Unterwegs in luftigen Höhen

Adalbert Hejla ist Wartungsingenieur für Windenergie-Anlagen. Sein Arbeitsplatz befindet in der Regel über 100 Meter über dem Boden. Wir sprachen mit ihm über Höhenangst, Sicherheit und brenzlige Momente.

Adalbert, Du hast einen Job, um den Dich viele beneiden. Höhenangst sollte man aber sicherlich nicht haben. Wie ist das Arbeiten in großer Höhe?

Seekrank darf man als Wartungsingenieur definitiv nicht sein. Schließlich schwankt der Turm ganz ordentlich. Bei meinem ersten Aufstieg hatte ich schon ein mulmiges Gefühl.

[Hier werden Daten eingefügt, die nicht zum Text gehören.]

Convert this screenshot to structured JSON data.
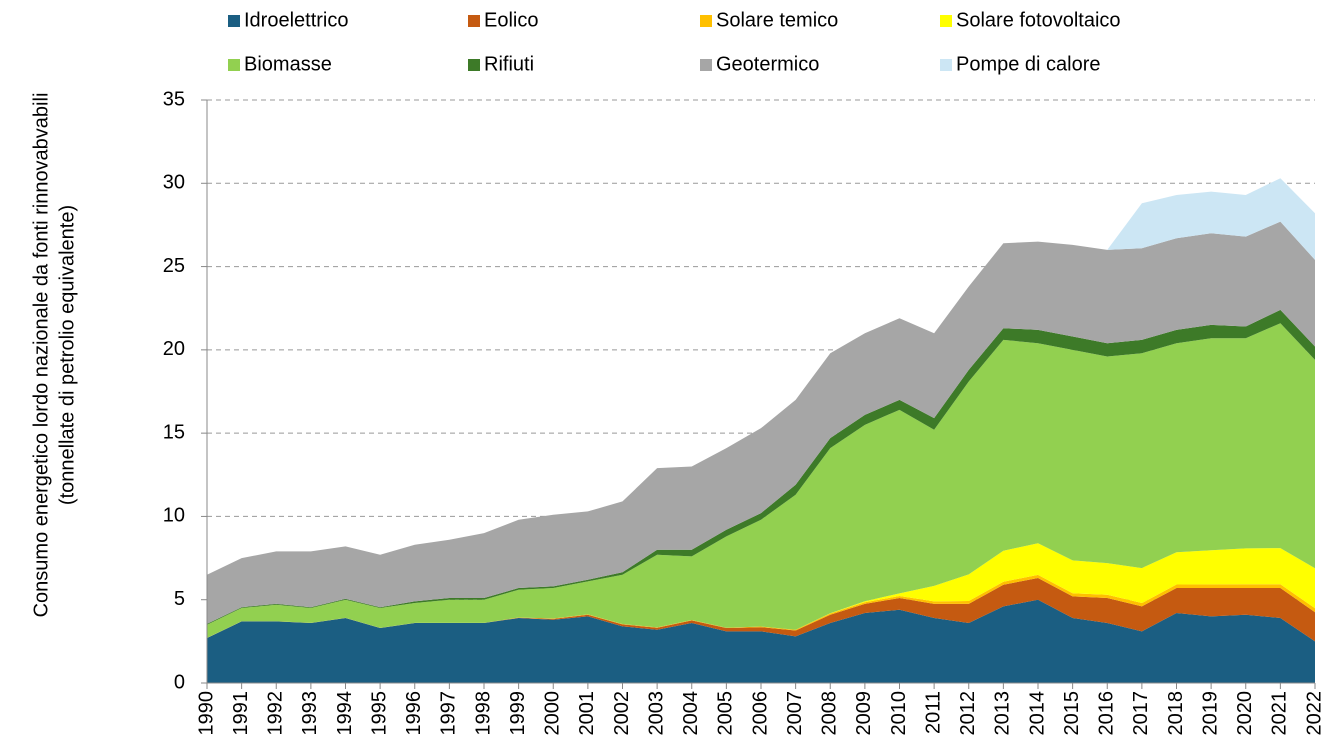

Es hat sich ein wenig angefühlt wie auf einem Segelboot. Aber bis auf das Schwanken der Gondel merkt man beim Arbeiten so gut wie gar nicht, dass man in mehr als 140 Metern Höhe unterwegs ist. Dem Auge fehlen ja die Referenzpunkte, da es in der Gondel keine Fenster gibt.

Mittlerweile bin ich seit sieben Jahren auf Windrädern unterwegs. Höhenangst hat man da keine mehr. Selbst beim Aufstieg über die Leiter. Da ist man viel zu sehr mit Klettern beschäftigt, so dass man die Höhe eigentlich gar nicht wahrnimmt. Was bleibt, ist die körperliche Anstrengung – gerade wenn man längere Zeit nicht mehr geklettert ist. Dann kommt einem die Leiter unendlich lang vor.

Bei aller Anstrengung darf man aber natürlich nie seine Sicherheit vernachlässigen. Denn aufgrund der großen Höhe verschärfen sich natürlich die Gefahren. Ein am Boden eher harmloser Unfall kann in der Gondel ganz andere Auswirkungen haben, schließlich ist das Maschinenhaus für den normalen Rettungsdienst nicht zu erreichen. Bei schweren Unfällen muss daher die Höhenrettungsstaffel der Feuerwehr alarmiert werden. Bis diese allerdings am Unfallort eingetroffen ist, vergeht natürlich wertvolle Zeit. Aus diesem Grund arbeiten wir grundsätzlich nur zu zweit. Beide Personen sind in Erster-Hilfe ausgebildet und so geschult, dass sie sich gegenseitig mit dem Höhenrettungsgerät abseilen können. Die Selbsthilfe steht hier an erster Stelle. Die Unfallgefahr muss man stets im Hinterkopf behalten und entsprechend achtsam arbeiten. Wie in anderen Berufen auch, passieren Unfälle meist dann, wenn sich Routine einschleicht und weniger fokussiert gearbeitet wird.

Generell besteht in der Anlage kaum die Möglichkeit abzustürzen. In gefährdeten Bereichen, wie auf der Leiter und auf dem Gondeldach, muss die persönliche Schutzausrüstung (PSA) zwingend getragen und sich beim Auf- und Abstieg der Leiter fest an den Sicherungspunkten angeschlagen werden. Hält man sich an diese Sicherheitsrichtlinien, sind Unfälle so gut wie ausgeschlossen. Natürlich muss man lernen seiner persönlichen Schutzausrüstung zu vertrauen. Das geht aber sehr schnell. Schließlich trägt man sie bei jedem Einsatz. Dadurch wird sie zu einer Art zweiter Haut, die man immer mit sich führt.